You know that $0$ centralizes every element of $\mathrm{Inn}(G)$. If it lies in $\mathrm{Inn}(G)$ (or in fact, if it lies in $\mathrm{Aut}(G)$, since your $G$ has no outer automorphism), then it is true that it must lie in the center of $\mathrm{Inn}(G)$. But you have no warrant for claiming that this is the case. You have not shown that the $0$ element of $\mathrm{Hom}(G,G)$ must in fact be an automorphism, let alone an inner automorphism.

For example, the trivial endomorphism $z\colon G\to G$ with $z(g)=e$ for all $g\in G$ satisfies that $zf=fz=z$ for all $f\in\mathrm{Hom}(G,G)$. So it commutes with all elements of $\mathrm{Hom}(G,G)$ without being in $\mathrm{Inn}(G)$. It commutes/centralizes those elements, but it does not lie in its center (because it's not an automorphism). So how do you know that the zero element of the additive structure is not this particular endomorphism? (One can prove it isn't, but you have not done so) How do you know that the zero element of the additive structure is necessarily an automorphism?

Answer 3

The hint is only about a specific pre-additive structure. In this case there is another elementary argument for this specific structure (and perhaps this was intended by the hint): Let $f\colon G\rightarrow G$ and $g\colon G\rightarrow G$ be any elements of $Hom(G,G)$. Suppose that the category of groups is pre-additive. Then $Hom(G,G)$ is an abelian group with the operation $(f+g)(x)=f(x)\circ g(x)$. Since we are not assuming that $G$ is abelian, we may rewrite the RHS just by $(f+g)(x)=f(x)g(x)$. Since $Hom(G,G)$ is a group with the above operation, it is closed with respect to this operation, i.e., the map $x\mapsto f(x)g(x)$ is a group homomorphism from $G$ to $G$. Now let $G=\langle a,b\rangle$ be the free group on two generators.

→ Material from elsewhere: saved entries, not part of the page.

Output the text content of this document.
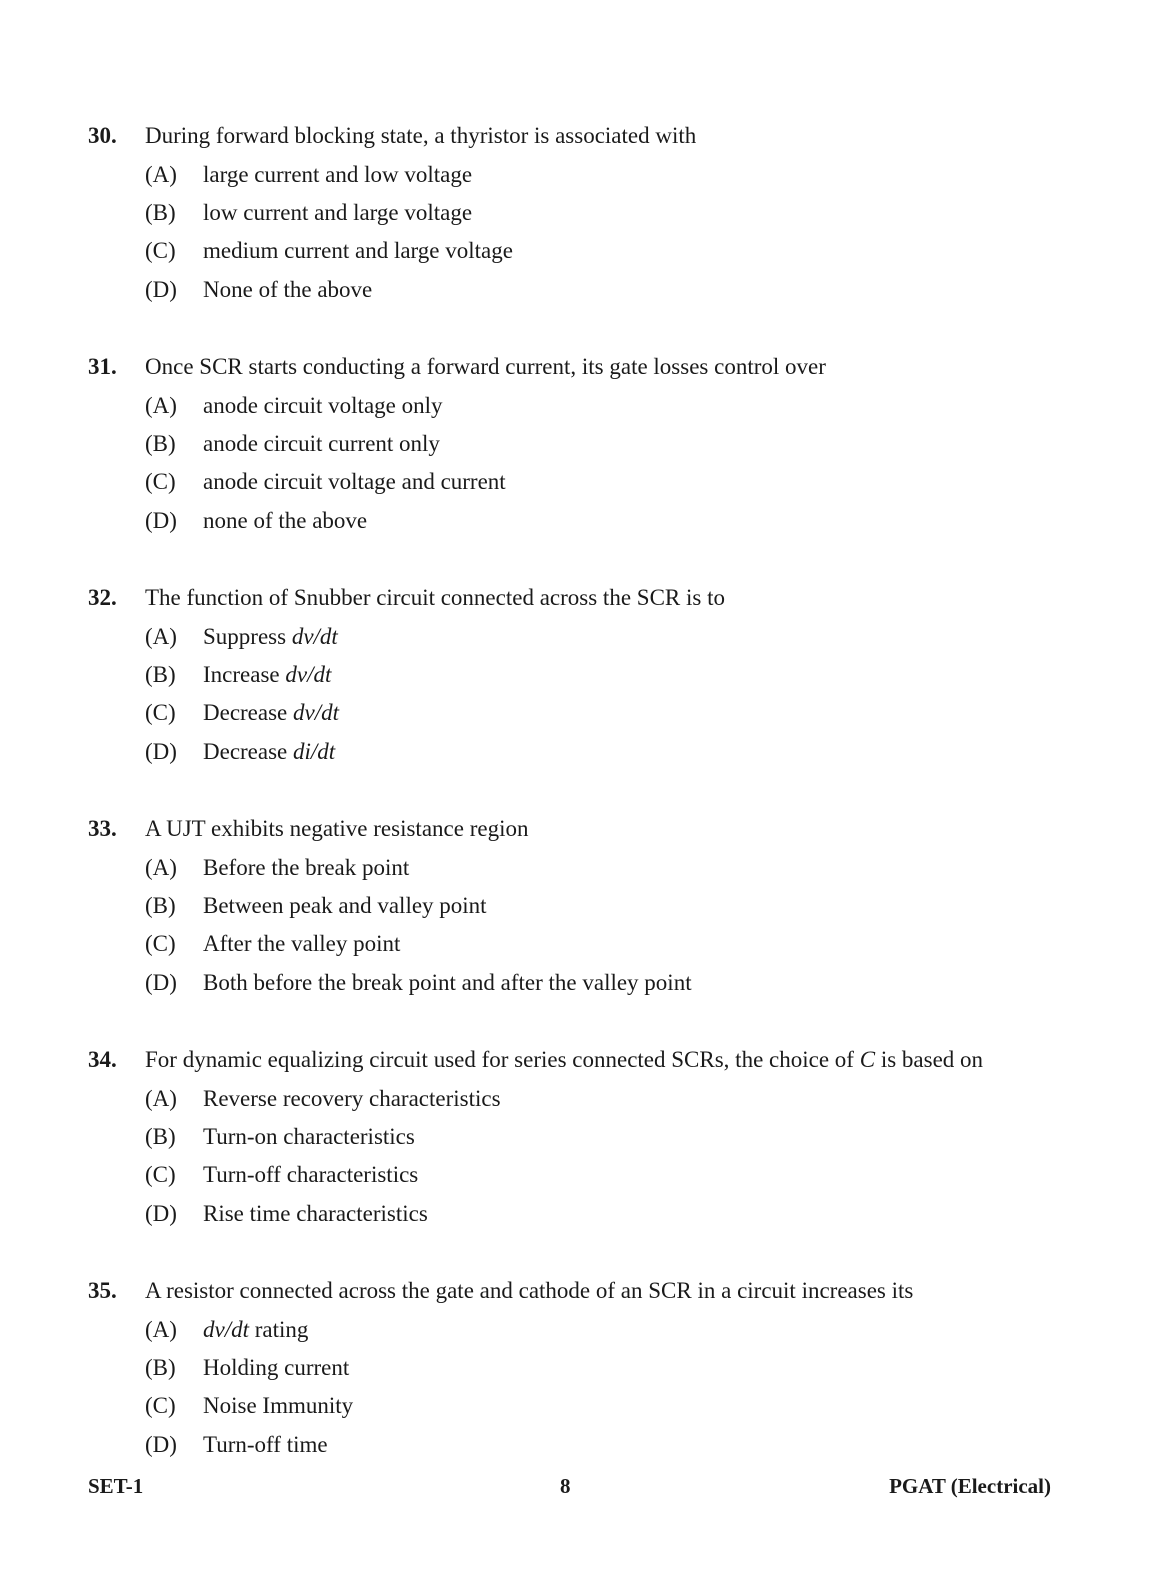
30. During forward blocking state, a thyristor is associated with
(A) large current and low voltage
(B) low current and large voltage
(C) medium current and large voltage
(D) None of the above
31. Once SCR starts conducting a forward current, its gate losses control over
(A) anode circuit voltage only
(B) anode circuit current only
(C) anode circuit voltage and current
(D) none of the above
32. The function of Snubber circuit connected across the SCR is to
(A) Suppress dv/dt
(B) Increase dv/dt
(C) Decrease dv/dt
(D) Decrease di/dt
33. A UJT exhibits negative resistance region
(A) Before the break point
(B) Between peak and valley point
(C) After the valley point
(D) Both before the break point and after the valley point
34. For dynamic equalizing circuit used for series connected SCRs, the choice of C is based on
(A) Reverse recovery characteristics
(B) Turn-on characteristics
(C) Turn-off characteristics
(D) Rise time characteristics
35. A resistor connected across the gate and cathode of an SCR in a circuit increases its
(A) dv/dt rating
(B) Holding current
(C) Noise Immunity
(D) Turn-off time
SET-1	8	PGAT (Electrical)
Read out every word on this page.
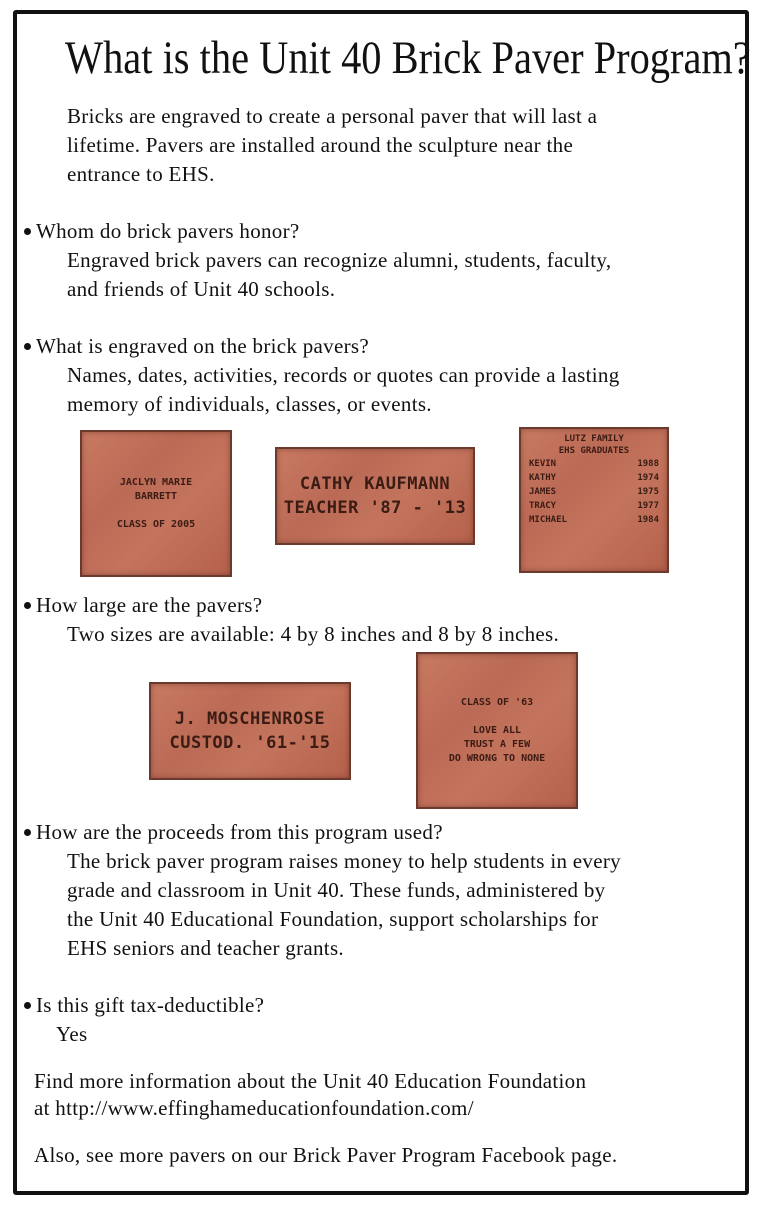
What is the Unit 40 Brick Paver Program?
Bricks are engraved to create a personal paver that will last a
lifetime. Pavers are installed around the sculpture near the
entrance to EHS.
Whom do brick pavers honor?
Engraved brick pavers can recognize alumni, students, faculty,
and friends of Unit 40 schools.
What is engraved on the brick pavers?
Names, dates, activities, records or quotes can provide a lasting
memory of individuals, classes, or events.
JACLYN MARIE
BARRETT

CLASS OF 2005
CATHY KAUFMANN
TEACHER '87 - '13
LUTZ FAMILY
EHS GRADUATES
KEVIN	1988
KATHY	1974
JAMES	1975
TRACY	1977
MICHAEL	1984
How large are the pavers?
Two sizes are available: 4 by 8 inches and 8 by 8 inches.
J. MOSCHENROSE
CUSTOD. '61-'15
CLASS OF '63

LOVE ALL
TRUST A FEW
DO WRONG TO NONE
How are the proceeds from this program used?
The brick paver program raises money to help students in every
grade and classroom in Unit 40. These funds, administered by
the Unit 40 Educational Foundation, support scholarships for
EHS seniors and teacher grants.
Is this gift tax-deductible?
Yes
Find more information about the Unit 40 Education Foundation
at http://www.effinghameducationfoundation.com/
Also, see more pavers on our Brick Paver Program Facebook page.
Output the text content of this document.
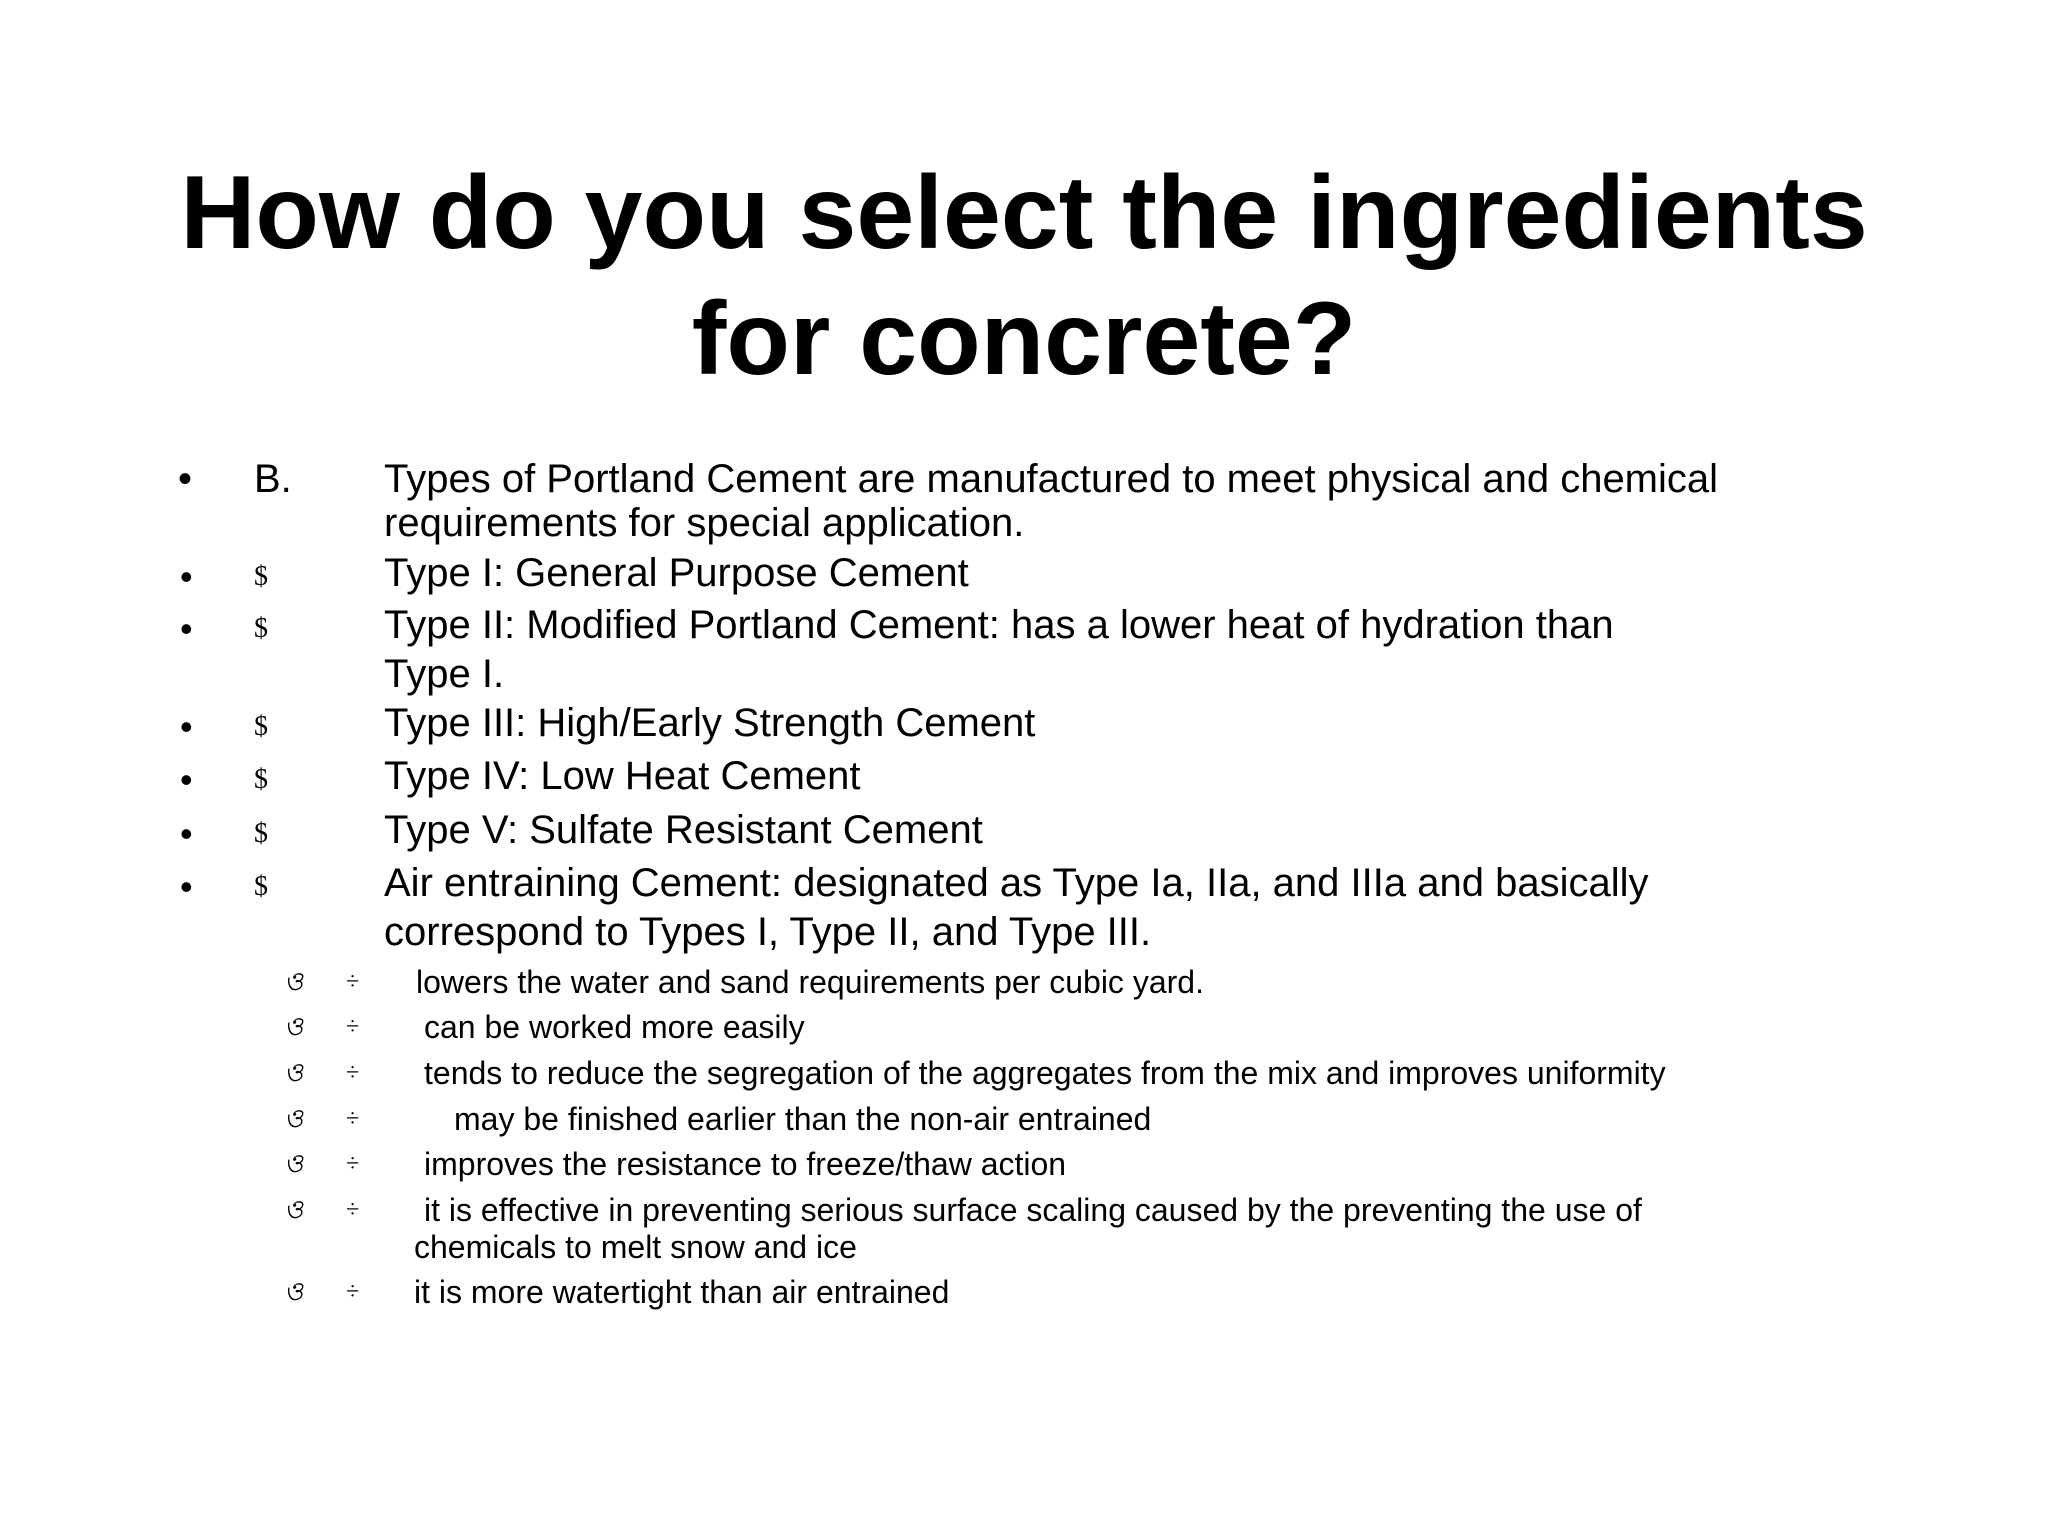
How do you select the ingredients
for concrete?
• B. Types of Portland Cement are manufactured to meet physical and chemical
requirements for special application.
• $	Type I: General Purpose Cement
• $	Type II: Modified Portland Cement: has a lower heat of hydration than
Type I.
• $	Type III: High/Early Strength Cement
• $	Type IV: Low Heat Cement
• $	Type V: Sulfate Resistant Cement
• $	Air entraining Cement: designated as Type Ia, IIa, and IIIa and basically
correspond to Types I, Type II, and Type III.
ও ÷ lowers the water and sand requirements per cubic yard.
ও ÷ can be worked more easily
ও ÷ tends to reduce the segregation of the aggregates from the mix and improves uniformity
ও ÷	may be finished earlier than the non-air entrained
ও ÷ improves the resistance to freeze/thaw action
ও ÷ it is effective in preventing serious surface scaling caused by the preventing the use of
chemicals to melt snow and ice
ও ÷ it is more watertight than air entrained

By the universal property of a free group, the following definitions yield group homomorphisms from $G$ to $G$: \begin{align*} f \colon \langle a,b\rangle & \rightarrow \langle a,b\rangle, a\mapsto a^2, \; b\mapsto b, \\ g \colon \langle a,b\rangle & \rightarrow \langle a,b\rangle, a\mapsto a, \; b\mapsto b^2. \end{align*} Let $x=ab$. Since $x\mapsto f(x)g(x)$ is a group homomorphism, we have the equivalences \begin{align*} f(ab)g(ab) & = (f(a)g(a))(f(b)g(b)) \\ (a^2b)(ab^2) & = (a^2a)(bb^2) =a^3b^3. \end{align*} This is a contradiction, since both words are reduced but not equal.